Sway'd with a glitter all its crowded leaves,

And brushed the soft divine hair touching them

In ruffled clusters....

Suddenly the moon

Smoothed herself out of vapor-drift and made

The deep night full of pleasure in the eye

Of her sweet motion. Not alone she came

Leading the starlight with her like a song:

And not a bud of all that undergrowth

But crisped and tingled out an ardent edge

As the light steeped it: over whose massed leaves

The portals of illimitable sleep

Faded in heaven."

That is love in its moonrise, not its sunrise stage: yet you see.

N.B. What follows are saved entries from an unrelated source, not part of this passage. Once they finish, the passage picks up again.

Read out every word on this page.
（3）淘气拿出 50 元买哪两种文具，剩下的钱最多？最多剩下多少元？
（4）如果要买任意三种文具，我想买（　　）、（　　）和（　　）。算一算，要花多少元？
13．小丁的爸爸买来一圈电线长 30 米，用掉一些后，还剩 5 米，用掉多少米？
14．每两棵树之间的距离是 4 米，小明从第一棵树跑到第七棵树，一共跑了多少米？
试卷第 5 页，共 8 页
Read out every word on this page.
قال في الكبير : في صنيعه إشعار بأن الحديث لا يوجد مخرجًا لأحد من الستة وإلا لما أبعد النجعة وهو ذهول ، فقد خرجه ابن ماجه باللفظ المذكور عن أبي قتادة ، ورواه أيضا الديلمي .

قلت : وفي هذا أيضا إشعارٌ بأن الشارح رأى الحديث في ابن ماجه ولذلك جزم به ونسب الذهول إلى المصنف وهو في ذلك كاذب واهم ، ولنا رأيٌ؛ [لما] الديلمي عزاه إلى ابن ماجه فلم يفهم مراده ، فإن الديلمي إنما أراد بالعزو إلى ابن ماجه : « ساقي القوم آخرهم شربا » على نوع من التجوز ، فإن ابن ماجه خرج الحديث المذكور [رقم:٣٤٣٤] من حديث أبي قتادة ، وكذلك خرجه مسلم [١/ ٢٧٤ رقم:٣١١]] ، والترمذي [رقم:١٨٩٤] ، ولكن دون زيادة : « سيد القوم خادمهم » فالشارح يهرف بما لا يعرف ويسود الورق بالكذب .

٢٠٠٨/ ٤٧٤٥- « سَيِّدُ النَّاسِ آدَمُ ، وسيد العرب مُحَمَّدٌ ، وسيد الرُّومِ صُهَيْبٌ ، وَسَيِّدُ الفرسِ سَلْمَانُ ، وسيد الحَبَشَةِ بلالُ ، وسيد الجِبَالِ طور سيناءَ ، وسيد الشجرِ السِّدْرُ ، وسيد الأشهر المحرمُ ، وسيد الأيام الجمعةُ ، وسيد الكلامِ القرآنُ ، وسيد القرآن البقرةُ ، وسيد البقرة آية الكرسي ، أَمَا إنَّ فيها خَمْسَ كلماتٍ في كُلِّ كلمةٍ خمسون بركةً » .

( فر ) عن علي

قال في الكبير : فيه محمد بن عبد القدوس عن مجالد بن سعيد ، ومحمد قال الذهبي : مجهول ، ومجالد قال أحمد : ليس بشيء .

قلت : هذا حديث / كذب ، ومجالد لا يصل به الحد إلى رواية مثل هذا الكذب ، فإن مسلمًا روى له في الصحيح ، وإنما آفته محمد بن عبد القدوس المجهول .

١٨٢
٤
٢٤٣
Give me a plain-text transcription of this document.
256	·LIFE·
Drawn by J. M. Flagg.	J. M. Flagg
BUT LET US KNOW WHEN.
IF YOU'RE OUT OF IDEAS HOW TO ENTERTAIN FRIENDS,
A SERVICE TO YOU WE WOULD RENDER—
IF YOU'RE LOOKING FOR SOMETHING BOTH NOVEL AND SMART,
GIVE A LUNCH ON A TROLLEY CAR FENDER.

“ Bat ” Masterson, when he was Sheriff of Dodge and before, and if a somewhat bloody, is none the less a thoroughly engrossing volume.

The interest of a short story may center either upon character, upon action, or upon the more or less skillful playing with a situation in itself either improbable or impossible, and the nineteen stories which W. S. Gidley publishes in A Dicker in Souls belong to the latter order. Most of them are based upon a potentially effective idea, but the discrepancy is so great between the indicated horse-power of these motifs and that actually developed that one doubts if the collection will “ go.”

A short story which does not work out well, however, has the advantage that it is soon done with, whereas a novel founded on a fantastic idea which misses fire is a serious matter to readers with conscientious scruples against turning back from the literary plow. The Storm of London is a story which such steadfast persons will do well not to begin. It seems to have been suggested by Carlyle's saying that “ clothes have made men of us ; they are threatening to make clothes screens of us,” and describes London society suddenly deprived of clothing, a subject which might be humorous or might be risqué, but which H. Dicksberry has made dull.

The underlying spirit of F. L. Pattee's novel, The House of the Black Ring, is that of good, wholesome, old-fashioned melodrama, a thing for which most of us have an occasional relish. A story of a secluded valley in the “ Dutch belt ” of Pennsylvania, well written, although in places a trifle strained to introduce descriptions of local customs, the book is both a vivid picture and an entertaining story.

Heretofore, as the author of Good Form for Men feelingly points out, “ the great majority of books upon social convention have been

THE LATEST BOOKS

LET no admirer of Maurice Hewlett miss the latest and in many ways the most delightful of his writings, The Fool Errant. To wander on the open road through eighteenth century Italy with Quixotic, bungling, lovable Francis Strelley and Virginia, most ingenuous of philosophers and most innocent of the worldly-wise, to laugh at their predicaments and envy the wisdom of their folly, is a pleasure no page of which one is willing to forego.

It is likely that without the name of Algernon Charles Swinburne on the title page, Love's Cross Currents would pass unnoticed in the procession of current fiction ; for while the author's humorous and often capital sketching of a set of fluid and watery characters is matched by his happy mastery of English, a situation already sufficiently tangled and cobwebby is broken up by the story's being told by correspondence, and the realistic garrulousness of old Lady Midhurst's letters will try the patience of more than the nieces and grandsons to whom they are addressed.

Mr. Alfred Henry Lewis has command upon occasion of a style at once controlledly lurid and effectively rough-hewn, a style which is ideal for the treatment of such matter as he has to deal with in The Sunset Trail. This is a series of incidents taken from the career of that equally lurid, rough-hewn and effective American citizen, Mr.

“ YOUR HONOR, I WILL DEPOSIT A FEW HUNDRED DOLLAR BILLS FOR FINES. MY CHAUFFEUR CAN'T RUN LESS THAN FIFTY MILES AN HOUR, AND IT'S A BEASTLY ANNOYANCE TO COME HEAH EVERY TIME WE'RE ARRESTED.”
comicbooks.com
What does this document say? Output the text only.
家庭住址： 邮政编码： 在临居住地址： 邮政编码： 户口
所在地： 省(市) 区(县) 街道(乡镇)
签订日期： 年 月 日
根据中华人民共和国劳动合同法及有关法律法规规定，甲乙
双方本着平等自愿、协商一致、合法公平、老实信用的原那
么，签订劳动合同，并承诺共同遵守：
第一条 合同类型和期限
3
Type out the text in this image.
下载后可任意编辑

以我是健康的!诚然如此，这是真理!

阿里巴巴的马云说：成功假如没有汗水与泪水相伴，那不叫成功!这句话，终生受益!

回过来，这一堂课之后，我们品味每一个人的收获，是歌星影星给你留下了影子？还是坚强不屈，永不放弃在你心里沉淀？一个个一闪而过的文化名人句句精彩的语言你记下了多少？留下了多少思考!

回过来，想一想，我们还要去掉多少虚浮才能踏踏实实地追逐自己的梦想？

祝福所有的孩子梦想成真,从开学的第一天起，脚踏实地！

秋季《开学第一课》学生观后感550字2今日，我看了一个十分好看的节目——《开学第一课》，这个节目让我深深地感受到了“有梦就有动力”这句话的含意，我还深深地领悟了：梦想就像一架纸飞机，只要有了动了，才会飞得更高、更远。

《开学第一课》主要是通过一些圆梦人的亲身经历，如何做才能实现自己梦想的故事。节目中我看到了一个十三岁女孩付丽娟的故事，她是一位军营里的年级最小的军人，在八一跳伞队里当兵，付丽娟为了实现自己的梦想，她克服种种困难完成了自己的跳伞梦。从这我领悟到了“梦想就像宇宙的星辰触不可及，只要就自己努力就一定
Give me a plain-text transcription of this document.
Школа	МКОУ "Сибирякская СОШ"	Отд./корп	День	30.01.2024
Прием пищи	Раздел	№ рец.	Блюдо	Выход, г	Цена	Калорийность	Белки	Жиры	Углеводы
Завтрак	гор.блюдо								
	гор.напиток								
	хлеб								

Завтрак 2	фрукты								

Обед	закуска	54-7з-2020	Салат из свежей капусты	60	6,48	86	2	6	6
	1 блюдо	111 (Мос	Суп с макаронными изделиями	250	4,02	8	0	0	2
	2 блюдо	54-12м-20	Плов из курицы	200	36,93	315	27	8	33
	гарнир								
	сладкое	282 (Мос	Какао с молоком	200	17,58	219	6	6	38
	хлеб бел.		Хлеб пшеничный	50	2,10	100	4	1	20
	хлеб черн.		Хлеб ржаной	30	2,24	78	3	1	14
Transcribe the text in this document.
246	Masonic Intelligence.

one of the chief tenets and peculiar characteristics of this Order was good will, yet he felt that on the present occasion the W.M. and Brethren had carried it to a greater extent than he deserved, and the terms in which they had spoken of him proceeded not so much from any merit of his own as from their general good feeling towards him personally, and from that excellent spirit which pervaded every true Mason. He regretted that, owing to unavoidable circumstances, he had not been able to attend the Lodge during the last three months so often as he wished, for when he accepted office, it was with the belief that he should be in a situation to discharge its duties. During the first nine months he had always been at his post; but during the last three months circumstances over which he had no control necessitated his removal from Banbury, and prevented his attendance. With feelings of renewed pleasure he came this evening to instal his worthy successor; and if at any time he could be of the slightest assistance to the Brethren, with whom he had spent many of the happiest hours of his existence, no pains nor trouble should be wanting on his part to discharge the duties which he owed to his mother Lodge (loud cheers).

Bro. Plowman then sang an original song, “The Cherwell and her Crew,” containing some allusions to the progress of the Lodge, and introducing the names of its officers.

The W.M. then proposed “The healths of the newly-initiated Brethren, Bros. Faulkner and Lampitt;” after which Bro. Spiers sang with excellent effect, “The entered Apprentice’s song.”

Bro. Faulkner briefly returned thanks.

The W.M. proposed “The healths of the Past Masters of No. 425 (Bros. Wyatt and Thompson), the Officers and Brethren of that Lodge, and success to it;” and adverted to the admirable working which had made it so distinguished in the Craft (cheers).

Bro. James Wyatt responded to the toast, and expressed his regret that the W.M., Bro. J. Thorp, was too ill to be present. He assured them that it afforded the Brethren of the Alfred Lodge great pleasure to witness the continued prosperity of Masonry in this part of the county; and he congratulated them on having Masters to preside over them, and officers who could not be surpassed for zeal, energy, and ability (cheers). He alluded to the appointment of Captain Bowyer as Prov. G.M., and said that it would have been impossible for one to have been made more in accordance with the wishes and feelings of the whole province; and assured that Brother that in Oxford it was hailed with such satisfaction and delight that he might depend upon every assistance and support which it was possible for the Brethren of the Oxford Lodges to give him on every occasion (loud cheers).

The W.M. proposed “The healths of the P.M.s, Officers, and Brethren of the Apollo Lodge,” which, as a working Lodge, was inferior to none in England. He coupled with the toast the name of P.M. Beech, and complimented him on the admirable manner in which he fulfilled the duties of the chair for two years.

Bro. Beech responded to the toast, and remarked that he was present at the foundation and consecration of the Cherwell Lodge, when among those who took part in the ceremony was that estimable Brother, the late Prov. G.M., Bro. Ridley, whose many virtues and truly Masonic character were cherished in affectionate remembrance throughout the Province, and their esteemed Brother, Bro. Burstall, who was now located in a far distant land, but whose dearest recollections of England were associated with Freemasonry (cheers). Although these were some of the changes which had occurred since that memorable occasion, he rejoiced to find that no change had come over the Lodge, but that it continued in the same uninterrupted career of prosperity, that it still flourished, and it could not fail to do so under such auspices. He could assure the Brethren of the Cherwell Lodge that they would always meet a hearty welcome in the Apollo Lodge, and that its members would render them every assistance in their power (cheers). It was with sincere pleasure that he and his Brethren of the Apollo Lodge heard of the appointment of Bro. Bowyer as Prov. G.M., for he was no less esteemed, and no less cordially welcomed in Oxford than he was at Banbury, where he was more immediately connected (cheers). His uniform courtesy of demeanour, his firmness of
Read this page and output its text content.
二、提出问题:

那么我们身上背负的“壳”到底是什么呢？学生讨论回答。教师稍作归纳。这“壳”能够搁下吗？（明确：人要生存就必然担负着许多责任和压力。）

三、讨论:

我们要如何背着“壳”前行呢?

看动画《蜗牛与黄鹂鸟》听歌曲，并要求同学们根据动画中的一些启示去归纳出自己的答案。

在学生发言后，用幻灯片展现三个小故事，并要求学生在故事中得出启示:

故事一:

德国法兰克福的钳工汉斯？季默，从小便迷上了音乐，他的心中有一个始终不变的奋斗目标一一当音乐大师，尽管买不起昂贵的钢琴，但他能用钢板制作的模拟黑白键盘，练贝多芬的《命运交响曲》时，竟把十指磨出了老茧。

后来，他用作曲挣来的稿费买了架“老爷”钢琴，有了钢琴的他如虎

Beloved, how it takes possession of its dark world, quite as fully as

the brighter sunlight could do. And if I speak of doubts, I mean no

twilight and no suspicions: nor by darkness do I mean any unhappiness.

My blue-moon has come, leading the starlight with her like a song. Am I

not happy enough to be patiently yours before you know it? Good things

which are to be, before they happen are already true. Nothing is so true

as you are, except my love for you and yours for me. Good-night,

good-night.

Sleep well, Beloved, and wake.

Q.

Beloved: I heard somebody yesterday speak of you as "charming"; and I

began wondering to myself was that the word which could ever have covered

my thoughts of you? I do not know whether you ever charmed me, except in

the sense of charming which means magic and spell-binding. That you did

from the beginning, dearest. But I think I held you at first in too much

awe to discover charm in you: and at last knew you too much to the depths

to name you by a word so lightly used for the surface of things. Yet now a

charm in you, which is not all you, but just a part of you, comes to

light, when I see you wondering whether you are really loved, or whether,

Beloved, I only like you rather well!